Innovative approaches that can work
Mr. Oghenetega Iortm, Co-founder/CEO of GRICD, a cold chain technology solutions company said that most of the solutions behind refrigerating vaccines were very expensive, so their goal was to build affordable and smart equipment. Considering Nigeria’s power problem, this innovation ensures the potency of vaccines are maintained throughout the entire process. Ms. Azuka Okeke, Regional Director, Africa Resource Centre, said her office works closely with the government to prioritise supply chain because it is not enough to get a vaccine into the system, but that the vaccines remain potent until it administered. She emphasised the need to improve the maintenance culture of cold chain equipment in order to ensure that we “vaccinate to immunise”. Dr. Uchenna Igbokwe, Principal at Solina Health, said the focus should be on balancing vaccine distribution, because there was a lot of disparity in the vaccine coverage rate, however the plan should be to bring all the states to the same level of immunisation provision.
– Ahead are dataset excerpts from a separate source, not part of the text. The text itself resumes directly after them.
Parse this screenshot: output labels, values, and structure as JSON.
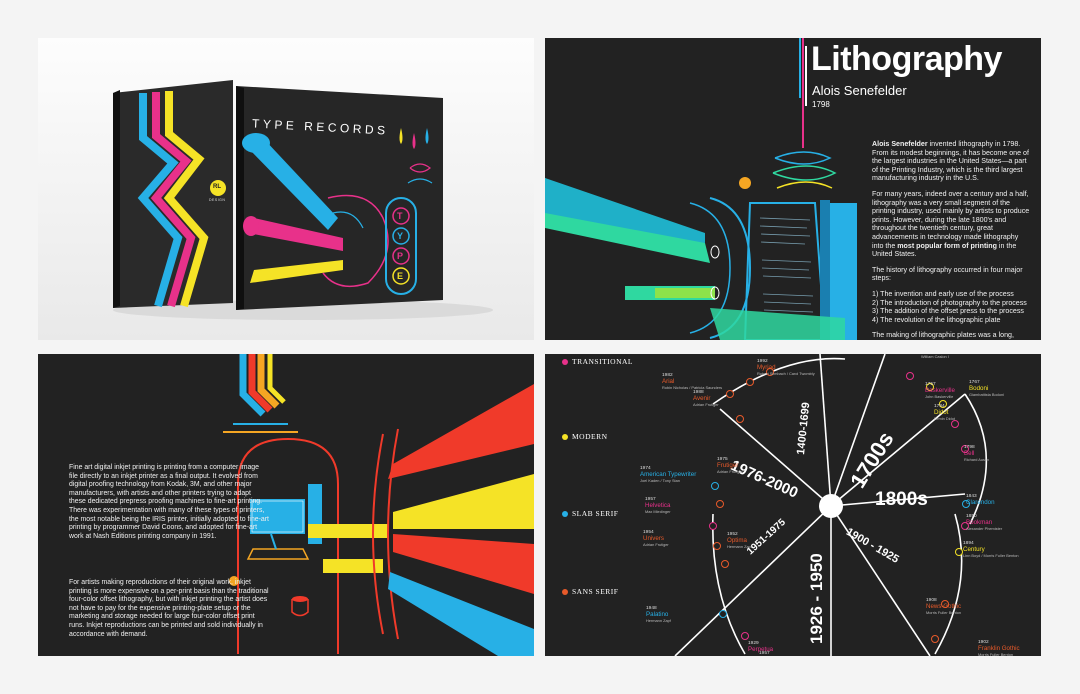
{
  "panel1": {
    "cover_title": "TYPE RECORDS",
    "cover_letters": [
      "T",
      "Y",
      "P",
      "E"
    ],
    "spine_logo": "RL",
    "spine_text": "DESIGN"
  },
  "panel2": {
    "title": "Lithography",
    "subtitle": "Alois Senefelder",
    "year": "1798",
    "para1_bold": "Alois Senefelder",
    "para1": " invented lithography in 1798. From its modest beginnings, it has become one of the largest industries in the United States—a part of the Printing Industry, which is the third largest manufacturing industry in the U.S.",
    "para2_a": "For many years, indeed over a century and a half, lithography was a very small segment of the printing industry, used mainly by artists to produce prints. However, during the late 1800's and throughout the twentieth century, great advancements in technology made lithography into the ",
    "para2_bold": "most popular form of printing",
    "para2_b": " in the United States.",
    "para3": "The history of lithography occurred in four major steps:",
    "steps": [
      "1) The invention and early use of the process",
      "2) The introduction of photography to the process",
      "3) The addition of the offset press to the process",
      "4) The revolution of the lithographic plate"
    ],
    "para4": "The making of lithographic plates was a long,"
  },
  "panel3": {
    "para1": "Fine art digital inkjet printing is printing from a computer image file directly to an inkjet printer as a final output. It evolved from digital proofing technology from Kodak, 3M, and other major manufacturers, with artists and other printers trying to adapt these dedicated prepress proofing machines to fine-art printing. There was experimentation with many of these types of printers, the most notable being the IRIS printer, initially adopted to fine-art printing by programmer David Coons, and adopted for fine-art work at Nash Editions printing company in 1991.",
    "para2": "For artists making reproductions of their original work, inkjet printing is more expensive on a per-print basis than the traditional four-color offset lithography, but with inkjet printing the artist does not have to pay for the expensive printing-plate setup or the marketing and storage needed for large four-color offset print runs. Inkjet reproductions can be printed and sold individually in accordance with demand."
  },
  "panel4": {
    "categories": [
      {
        "name": "TRANSITIONAL",
        "color": "#e8318a"
      },
      {
        "name": "MODERN",
        "color": "#f5e326"
      },
      {
        "name": "SLAB SERIF",
        "color": "#27b0e6"
      },
      {
        "name": "SANS SERIF",
        "color": "#e85a2a"
      }
    ],
    "eras": [
      "1976-2000",
      "1700s",
      "1800s",
      "1951-1975",
      "1900 - 1925",
      "1926 - 1950",
      "1400-1699"
    ],
    "fonts": [
      {
        "year": "1982",
        "name": "Arial",
        "who": "Robin Nicholas / Patricia Saunders",
        "color": "#e85a2a"
      },
      {
        "year": "1992",
        "name": "Myriad",
        "who": "Robert Slimbach / Carol Twombly",
        "color": "#e85a2a"
      },
      {
        "year": "1988",
        "name": "Avenir",
        "who": "Adrian Frutiger",
        "color": "#e85a2a"
      },
      {
        "year": "1757",
        "name": "Baskerville",
        "who": "John Baskerville",
        "color": "#e8318a"
      },
      {
        "year": "1767",
        "name": "Bodoni",
        "who": "Giambattista Bodoni",
        "color": "#f5e326"
      },
      {
        "year": "1784",
        "name": "Didot",
        "who": "Firmin Didot",
        "color": "#f5e326"
      },
      {
        "year": "1798",
        "name": "Bell",
        "who": "Richard Austin",
        "color": "#e8318a"
      },
      {
        "year": "1974",
        "name": "American Typewriter",
        "who": "Joel Kaden / Tony Stan",
        "color": "#27b0e6"
      },
      {
        "year": "1975",
        "name": "Frutiger",
        "who": "Adrian Frutiger",
        "color": "#e85a2a"
      },
      {
        "year": "1957",
        "name": "Helvetica",
        "who": "Max Miedinger",
        "color": "#e8318a"
      },
      {
        "year": "1954",
        "name": "Univers",
        "who": "Adrian Frutiger",
        "color": "#e85a2a"
      },
      {
        "year": "1952",
        "name": "Optima",
        "who": "Hermann Zapf",
        "color": "#e85a2a"
      },
      {
        "year": "1843",
        "name": "Clarendon",
        "who": "",
        "color": "#27b0e6"
      },
      {
        "year": "1850",
        "name": "Bookman",
        "who": "Alexander Phemister",
        "color": "#e8318a"
      },
      {
        "year": "1894",
        "name": "Century",
        "who": "Linn Boyd / Morris Fuller Benton",
        "color": "#f5e326"
      },
      {
        "year": "1908",
        "name": "News Gothic",
        "who": "Morris Fuller Benton",
        "color": "#e85a2a"
      },
      {
        "year": "1948",
        "name": "Palatino",
        "who": "Hermann Zapf",
        "color": "#27b0e6"
      },
      {
        "year": "1902",
        "name": "Franklin Gothic",
        "who": "Morris Fuller Benton",
        "color": "#e85a2a"
      },
      {
        "year": "1929",
        "name": "Perpetua",
        "who": "",
        "color": "#e8318a"
      },
      {
        "year": "1957",
        "name": "",
        "who": "",
        "color": "#27b0e6"
      }
    ],
    "top_author": "William Caslon I"
  }
}
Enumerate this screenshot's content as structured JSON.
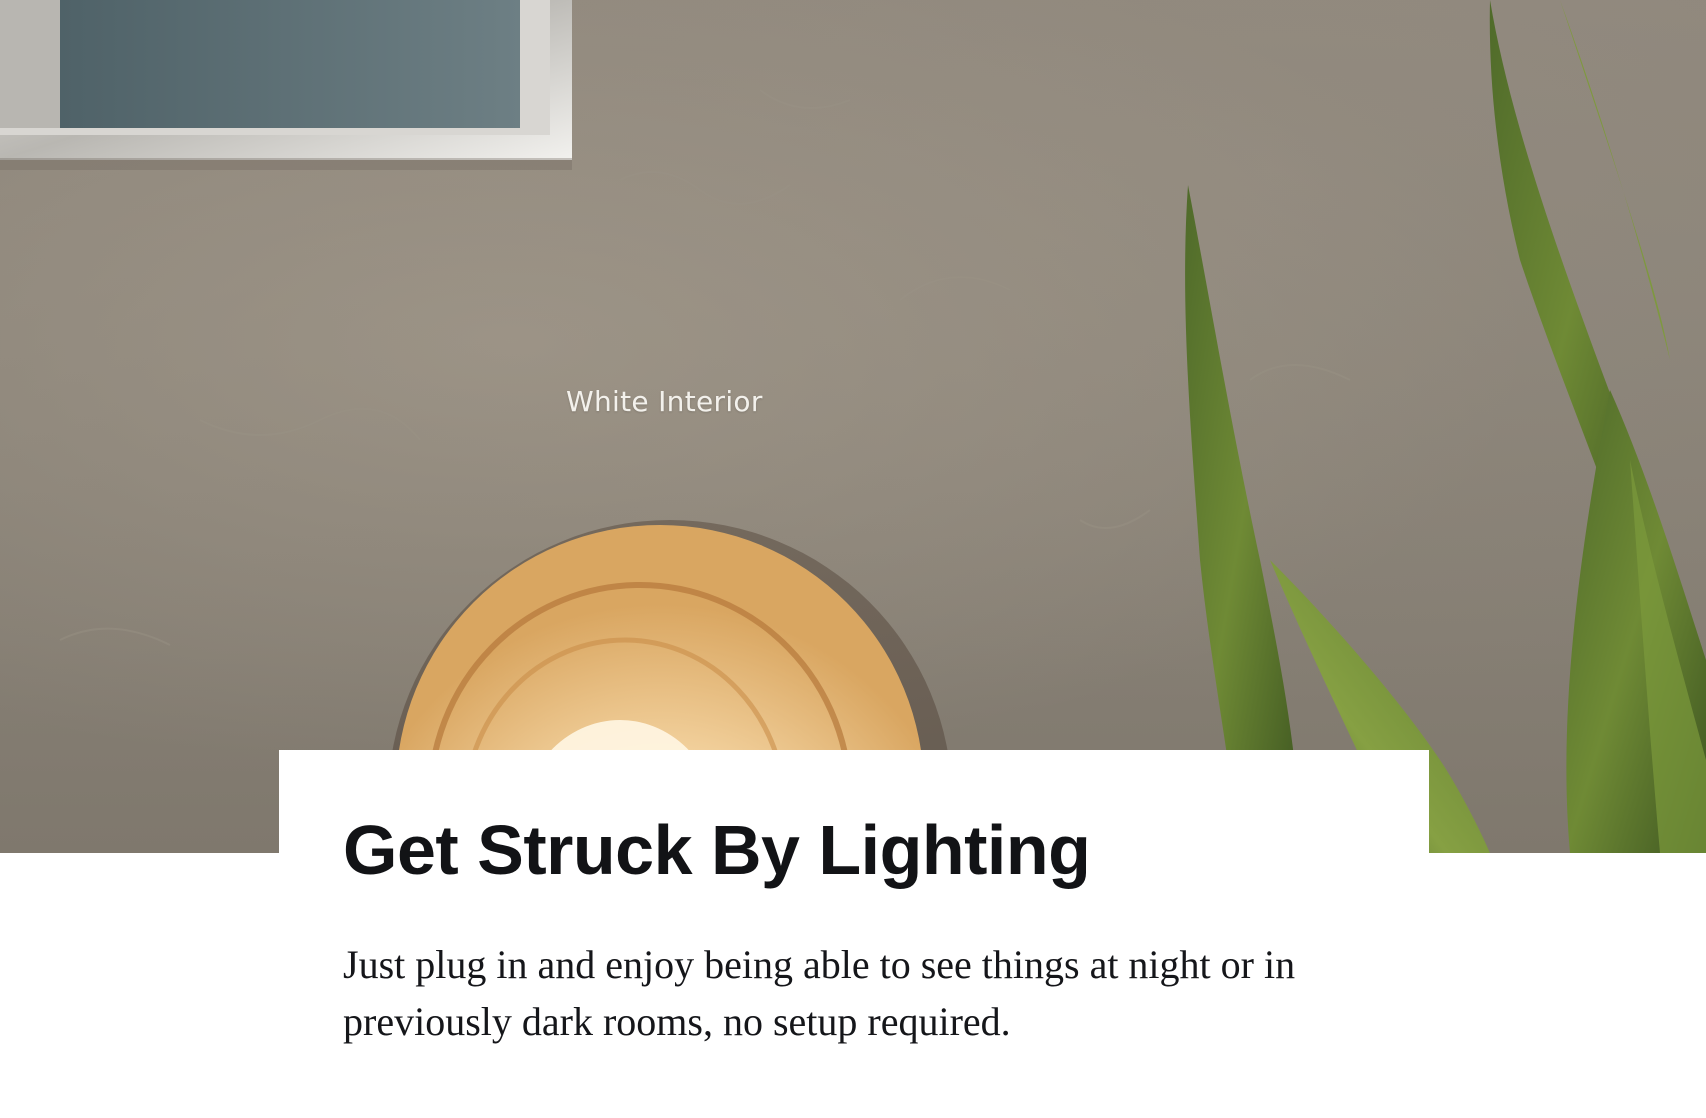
{
  "hero": {
    "image_label": "White Interior",
    "wall_color": "#8a8378"
  },
  "card": {
    "title": "Get Struck By Lighting",
    "body": "Just plug in and enjoy being able to see things at night or in previously dark rooms, no setup required."
  }
}
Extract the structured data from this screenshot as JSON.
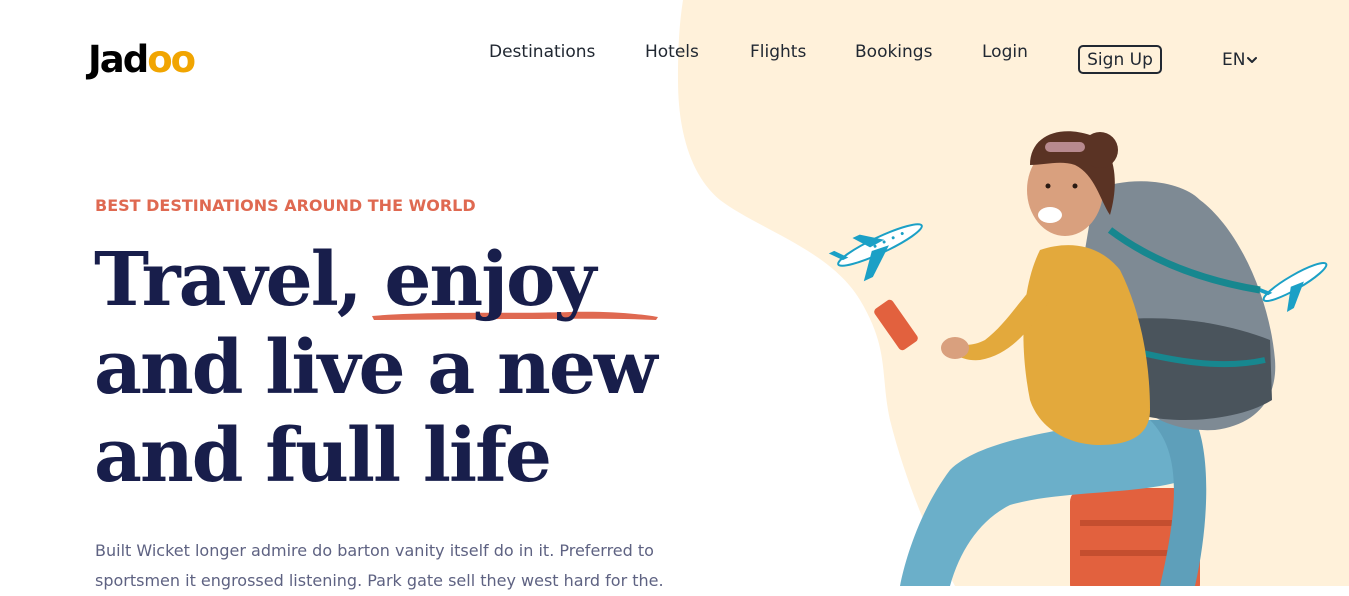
{
  "logo": {
    "prefix": "Jad",
    "o1": "o",
    "o2": "o"
  },
  "nav": {
    "links": [
      "Destinations",
      "Hotels",
      "Flights",
      "Bookings",
      "Login"
    ],
    "signup_label": "Sign Up",
    "language": "EN"
  },
  "hero": {
    "eyebrow": "BEST DESTINATIONS AROUND THE WORLD",
    "headline_line1_a": "Travel, ",
    "headline_line1_b": "enjoy",
    "headline_line2": "and live a new",
    "headline_line3": "and full life",
    "description": "Built Wicket longer admire do barton vanity itself do in it. Preferred to sportsmen it engrossed listening. Park gate sell they west hard for the."
  },
  "colors": {
    "accent": "#DF6951",
    "logo_accent": "#F1A501",
    "heading": "#181E4B",
    "body_text": "#5E6282",
    "blob": "#FFF1DA",
    "plane": "#1BA0C6"
  },
  "icons": [
    "chevron-down-icon",
    "airplane-icon",
    "traveler-illustration"
  ]
}
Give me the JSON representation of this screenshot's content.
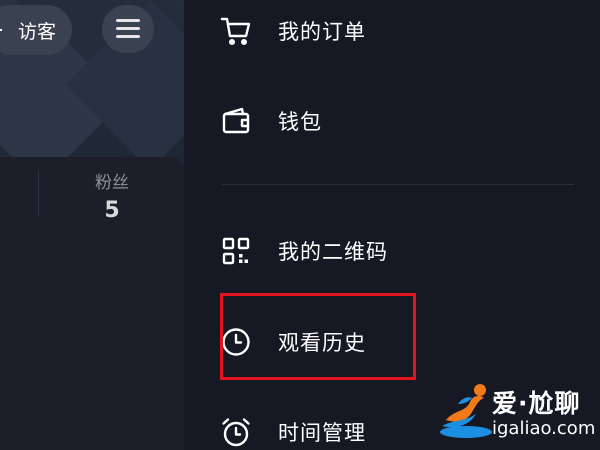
{
  "header": {
    "visitor_label": "访客"
  },
  "stats": {
    "fans_label": "粉丝",
    "fans_count": "5"
  },
  "drawer": {
    "items": [
      {
        "label": "我的订单",
        "icon": "cart-icon"
      },
      {
        "label": "钱包",
        "icon": "wallet-icon"
      },
      {
        "label": "我的二维码",
        "icon": "qr-code-icon"
      },
      {
        "label": "观看历史",
        "icon": "clock-icon",
        "highlighted": true
      },
      {
        "label": "时间管理",
        "icon": "alarm-icon"
      }
    ]
  },
  "watermark": {
    "title": "爱·尬聊",
    "url": "igaliao.com"
  },
  "colors": {
    "background": "#161823",
    "highlight_border": "#e2141d",
    "text": "#ffffff",
    "muted_text": "#8c8f99"
  }
}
Do the little you can: #AdoptAPHC for immunisation
Puzzled by the low demand for vaccines in some areas in Nigeria, Mrs Chika Offor, Chief Oversight Officer at the Vaccine Network for Disease Control, said she decided to start a project called, “Adopt a community”. She adopted Damangaza Angwa Usawa community, around Lokogoma, Abuja. In this community, they discovered that mothers didn’t believe in immunisation because they didn’t understand the need for it when you are not sick. After 5 years, through their advocacy and community engagement efforts, coverage in that community increased to over 90%. “We tried every strategy. The beautiful thing I took away from my time in the private sector is, innovation is anything that works. Do whatever it takes to make sure that the message gets to where it needs to go”.
She added that, “To have an immunisation culture we should start a movement so that it becomes natural for someone to say they want to go for immunisation. Where you live there is a PHC and a community near you. Adopt a PHC, once in a quarter, go there and check. Is the water running? Are people coming for immunisation? Do they have antigens, do they have light? If we all ask questions, things will improve.”
All agreed that funding for vaccines should be everyone’s responsibility, from Federal and State Government, to the private sector. Health insurance programmes were one of the innovations touched upon that could be used to fund immunisation programmes and Dr. Wonodi said, “This is where we need to build bridges with other sectors to ensure that health insurance covers everybody and there is enough to cover the vaccine programs because that is how other countries who have done it have been able to achieve it”.
As a nation, we must be willing to learn and adopt innovative procurement and supply chain strategies from the private sector just as we have adopted community sensitisation strategies. We must be willing to ask questions, of ourselves and of the government. What happens when the GAVI funding transitional period comes to an end in 2028? Where do we go from there?
Vivianne Ihekweazu, Director of Programmes at Nigeria Health Watch, put it aptly in her closing remarks; “Without health, we have no economy, we have no country. It is time that we begin to look internally to fund epidemics.”
What plans do your states have to fund immunisation programmes? How much funding has been allocated to preventing, detecting and controlling the spread of infectious diseases in your states? It is time that we all start asking our state health representatives these questions.